Tokyo: Japan's trade minister asked industry to limit electricity use at peak periods and ordered nuclear utilities to make strict safety checks, after a strong quake forced the world's biggest nuclear power plant to shut.
Economy, Trade and Industry Minister Akira Amari said yesterday Tokyo Electric Power Co. (TEPCO), the operator of the closed plant, had told him there would be enough power if summer temperatures were average, but there may be shortages if it got too hot.

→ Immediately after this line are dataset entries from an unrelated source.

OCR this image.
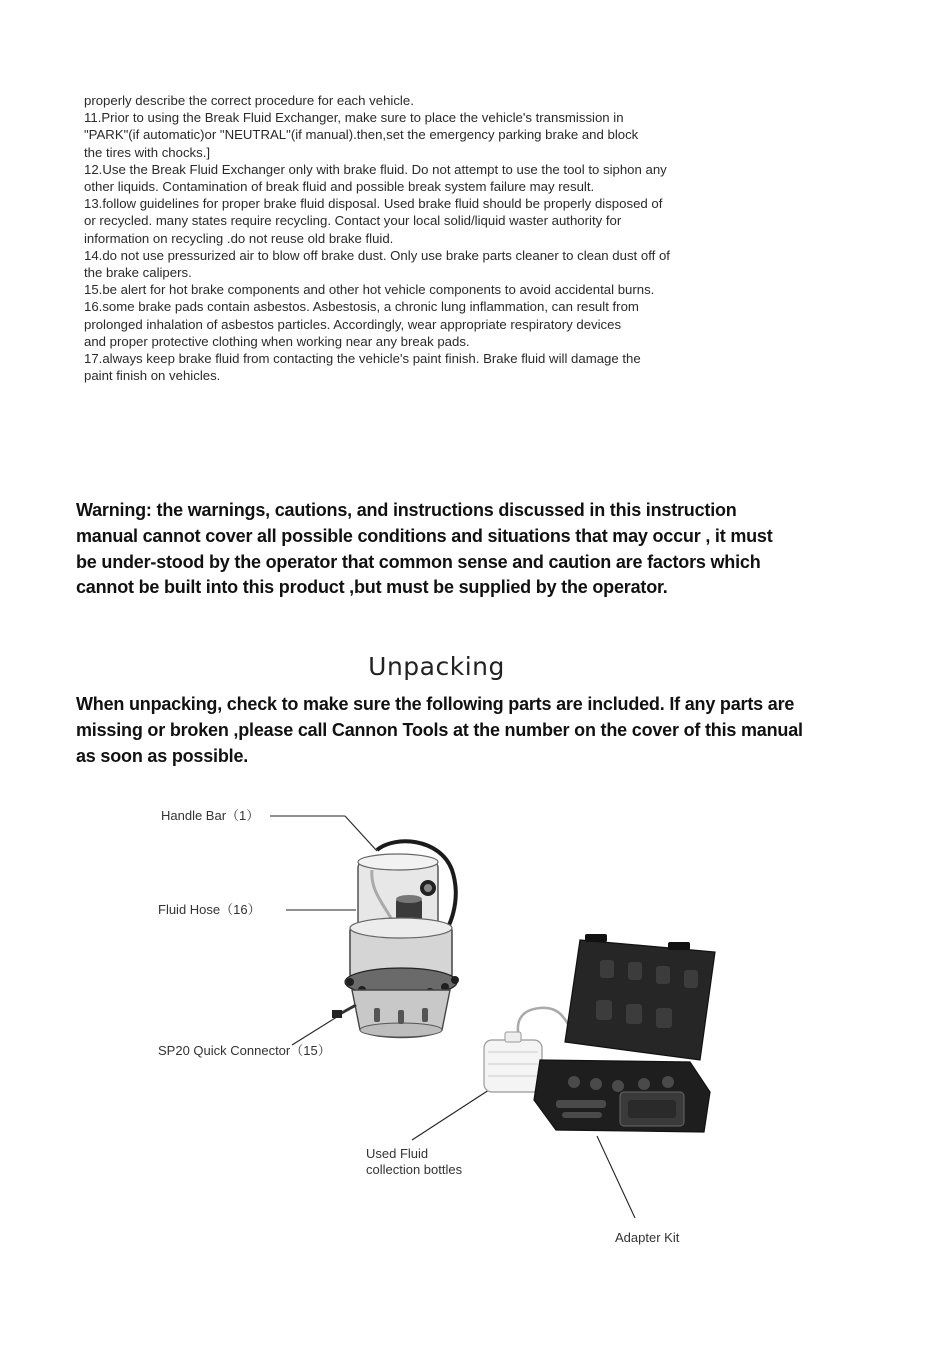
properly describe the correct procedure for each vehicle.

11.Prior to using the Break Fluid Exchanger, make sure to place the vehicle's transmission in
"PARK"(if automatic)or "NEUTRAL"(if manual).then,set the emergency parking brake and block
the tires with chocks.]

12.Use the Break Fluid Exchanger only with brake fluid. Do not attempt to use the tool to siphon any
other liquids. Contamination of break fluid and possible break system failure may result.

13.follow guidelines for proper brake fluid disposal. Used brake fluid should be properly disposed of
or recycled. many states require recycling. Contact your local solid/liquid waster authority for
information on recycling .do not reuse old brake fluid.

14.do not use pressurized air to blow off brake dust. Only use brake parts cleaner to clean dust off of
the brake calipers.

15.be alert for hot brake components and other hot vehicle components to avoid accidental burns.

16.some brake pads contain asbestos. Asbestosis, a chronic lung inflammation, can result from
prolonged inhalation of asbestos particles. Accordingly, wear appropriate respiratory devices
and proper protective clothing when working near any break pads.

17.always keep brake fluid from contacting the vehicle's paint finish. Brake fluid will damage the
paint finish on vehicles.

Warning: the warnings, cautions, and instructions discussed in this instruction manual cannot cover all possible conditions and situations that may occur , it must be under-stood by the operator that common sense and caution are factors which cannot be built into this product ,but must be supplied by the operator.
Unpacking
When unpacking, check to make sure the following parts are included. If any parts are missing or broken ,please call Cannon Tools at the number on the cover of this manual as soon as possible.
Handle Bar（1）
Fluid Hose（16）
SP20 Quick Connector（15）
Used Fluid
collection bottles
Adapter Kit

"Since we can't rule out an unusual rise in demand due to a big jump in temperatures, it is necessary to be on the safe side," Amari told reporters. "We need to ask industry to limit power use during peak periods."
TEPCO's Kashiwazaki-Kariwa nuclear plant was closed indefinitely after Monday's 6.8 magnitude quake in northwestern Japan caused radiation leaks. Ten people were killed by the quake and hundreds of houses were flattened.
Fears about the safety of the nuclear industry which supplies about one-third of Japan's electricity have been renewed by the leaks and one expert said planned, tightened rules were still too lax.
TEPCO supplies power to the greater Tokyo area, where peak demand of 68 million kilowatts is forecast during the capital's humid summer.
The firm has asked six utilities to help replace lost production and said power supplies were sufficient for now. Shutting the quake-hit plant deprives TEPCO of up to 8.2 million kilowatts of capacity - around 12 percent of Tokyo's forecast peak demand - which means more power must come from coal- or oil-fired thermal plants and it may need to restart some mothballed plants.
Summer has so far been reasonably cool in Japan, and the meteorological agency said yesterday it expected average or below-average temperatures in late July and early August.